Folks...just got word of this. I had the great opportunity to meet him for the first time a few months back when he and Mr. Wiggins performed here. I was to interview him the next time he came to town.
John Cephas 7/4/1930-3/4/09
Steve Hecht of Piedmont Talent reports that Piedmont blues legend John Cephas (AKA "Bowling Green" John Cephas) passed away at his home of natural causes. He was 78. He had retired from music recently due to illness. John Cephas was born July 4, 1930, in the Foggy Bottom area of Washington , D.C. in a musical and religious family. He picked up the guitar at an early age, and learned gospel from his family and blues from some of the records available to him. He mastered a gentle finger picking style that has become known as the Piedmont style of blues guitar. He first worked was as a gospel artist touring with the Capital Harmonizers.
In the early 1970s, he was heard by pianist Big Chief Ellis and hired Cephas to play guitar in his band. Cephas appears as a sideman on Ellis's beautiful album on the Trix label. It was in Ellis's band the Cephas met a young harmonica player by the name of Phil Wiggins. This meeting would become an enduring and highly celebrated partnership.
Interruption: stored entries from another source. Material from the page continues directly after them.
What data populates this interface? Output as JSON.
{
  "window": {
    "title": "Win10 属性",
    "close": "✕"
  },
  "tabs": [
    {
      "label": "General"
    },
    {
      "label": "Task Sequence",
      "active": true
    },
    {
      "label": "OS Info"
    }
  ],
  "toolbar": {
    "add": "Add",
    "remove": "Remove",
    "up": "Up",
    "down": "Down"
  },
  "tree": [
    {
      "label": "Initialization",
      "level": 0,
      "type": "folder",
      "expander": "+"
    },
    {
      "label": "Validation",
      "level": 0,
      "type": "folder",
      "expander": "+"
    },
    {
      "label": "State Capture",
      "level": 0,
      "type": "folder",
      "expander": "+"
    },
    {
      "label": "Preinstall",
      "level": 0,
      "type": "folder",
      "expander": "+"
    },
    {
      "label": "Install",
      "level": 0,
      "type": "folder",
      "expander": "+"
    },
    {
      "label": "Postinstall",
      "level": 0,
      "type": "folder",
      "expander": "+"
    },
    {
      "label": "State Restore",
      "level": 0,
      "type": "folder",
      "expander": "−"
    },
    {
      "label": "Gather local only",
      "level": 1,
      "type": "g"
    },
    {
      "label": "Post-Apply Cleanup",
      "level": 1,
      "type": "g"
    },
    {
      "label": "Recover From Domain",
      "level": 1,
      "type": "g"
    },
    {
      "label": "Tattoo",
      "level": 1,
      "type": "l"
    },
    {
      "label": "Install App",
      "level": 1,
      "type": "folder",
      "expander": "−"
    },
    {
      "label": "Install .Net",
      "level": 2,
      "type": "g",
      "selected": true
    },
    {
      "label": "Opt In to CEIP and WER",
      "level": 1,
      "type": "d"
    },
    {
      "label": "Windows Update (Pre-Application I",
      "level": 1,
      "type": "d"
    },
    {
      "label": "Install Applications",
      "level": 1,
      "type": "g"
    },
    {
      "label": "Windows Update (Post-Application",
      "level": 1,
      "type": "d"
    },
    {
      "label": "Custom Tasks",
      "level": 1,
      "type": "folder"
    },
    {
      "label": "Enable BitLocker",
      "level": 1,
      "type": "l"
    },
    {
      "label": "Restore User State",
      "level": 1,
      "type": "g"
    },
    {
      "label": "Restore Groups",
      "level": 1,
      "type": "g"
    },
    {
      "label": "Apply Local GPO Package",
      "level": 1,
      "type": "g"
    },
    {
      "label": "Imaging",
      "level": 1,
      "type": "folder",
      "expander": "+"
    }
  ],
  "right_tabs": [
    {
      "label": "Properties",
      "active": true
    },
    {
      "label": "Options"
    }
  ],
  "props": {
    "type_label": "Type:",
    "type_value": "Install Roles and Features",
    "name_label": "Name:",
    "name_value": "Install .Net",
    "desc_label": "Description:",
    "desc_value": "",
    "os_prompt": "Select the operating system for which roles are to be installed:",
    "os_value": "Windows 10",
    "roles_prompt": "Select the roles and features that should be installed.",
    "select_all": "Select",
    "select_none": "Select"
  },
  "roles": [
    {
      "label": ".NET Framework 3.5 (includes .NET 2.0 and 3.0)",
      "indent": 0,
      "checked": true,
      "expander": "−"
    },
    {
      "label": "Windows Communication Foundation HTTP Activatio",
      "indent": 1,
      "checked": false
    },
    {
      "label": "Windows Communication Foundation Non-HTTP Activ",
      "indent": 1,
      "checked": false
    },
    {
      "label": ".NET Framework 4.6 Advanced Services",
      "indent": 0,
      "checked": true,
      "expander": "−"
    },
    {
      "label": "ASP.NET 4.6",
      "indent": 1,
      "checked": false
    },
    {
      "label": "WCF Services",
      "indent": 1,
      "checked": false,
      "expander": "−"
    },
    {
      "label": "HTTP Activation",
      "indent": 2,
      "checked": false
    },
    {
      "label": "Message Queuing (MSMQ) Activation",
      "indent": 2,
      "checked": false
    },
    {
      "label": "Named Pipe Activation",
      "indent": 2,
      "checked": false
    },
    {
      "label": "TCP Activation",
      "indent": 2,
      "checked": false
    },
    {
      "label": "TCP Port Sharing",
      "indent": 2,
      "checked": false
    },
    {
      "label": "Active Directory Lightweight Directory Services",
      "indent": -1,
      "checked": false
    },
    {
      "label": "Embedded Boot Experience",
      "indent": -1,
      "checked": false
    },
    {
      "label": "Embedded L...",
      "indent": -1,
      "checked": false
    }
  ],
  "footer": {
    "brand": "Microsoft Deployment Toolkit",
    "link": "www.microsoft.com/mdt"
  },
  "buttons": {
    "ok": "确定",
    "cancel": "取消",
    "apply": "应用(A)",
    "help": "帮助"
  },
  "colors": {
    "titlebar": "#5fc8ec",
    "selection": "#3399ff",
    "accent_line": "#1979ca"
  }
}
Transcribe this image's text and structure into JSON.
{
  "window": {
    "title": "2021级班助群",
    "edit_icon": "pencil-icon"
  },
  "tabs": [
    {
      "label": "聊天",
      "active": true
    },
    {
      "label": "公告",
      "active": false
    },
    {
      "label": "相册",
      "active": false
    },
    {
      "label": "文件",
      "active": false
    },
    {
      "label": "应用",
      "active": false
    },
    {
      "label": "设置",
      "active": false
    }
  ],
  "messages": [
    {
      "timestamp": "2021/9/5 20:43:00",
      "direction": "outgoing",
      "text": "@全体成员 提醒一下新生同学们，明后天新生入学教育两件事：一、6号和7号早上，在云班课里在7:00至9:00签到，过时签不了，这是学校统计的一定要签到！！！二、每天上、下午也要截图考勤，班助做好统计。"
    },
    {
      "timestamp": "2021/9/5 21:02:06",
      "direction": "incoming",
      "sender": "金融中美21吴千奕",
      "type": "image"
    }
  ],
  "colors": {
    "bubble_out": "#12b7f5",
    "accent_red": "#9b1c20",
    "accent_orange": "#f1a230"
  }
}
The duo of Cephas and Wiggins has made numerous great records on labels such as L+R, Flying Fish, Evidence, Bullseye Blues, Alligator, and Chesky, In 1989 John Cephas won a prestigious National Heritage Fellowship with The National Endowment for the Arts.
In 1996, Cephas and Wiggins won the W. C. Handy Award for the Best Traditional Album of the Year, and were also named Blues Entertainers of the Year. In 1988, Cephas received a Washington , D.C. , Mayor's Arts Award. Just last week, he was awarded the Library Of Virginia's 2009 African-American Trailblazers in Virginia History award.
Cephas was also the founder of the Washington, D.C. Blues Society, and served on the Executive Committee Of The National Council For the Traditional Arts. A sweet, unassuming man with a rich voice and phenomenal, yet understated guitar ability, John takes with him his true representation of the Southeastern blues tradition.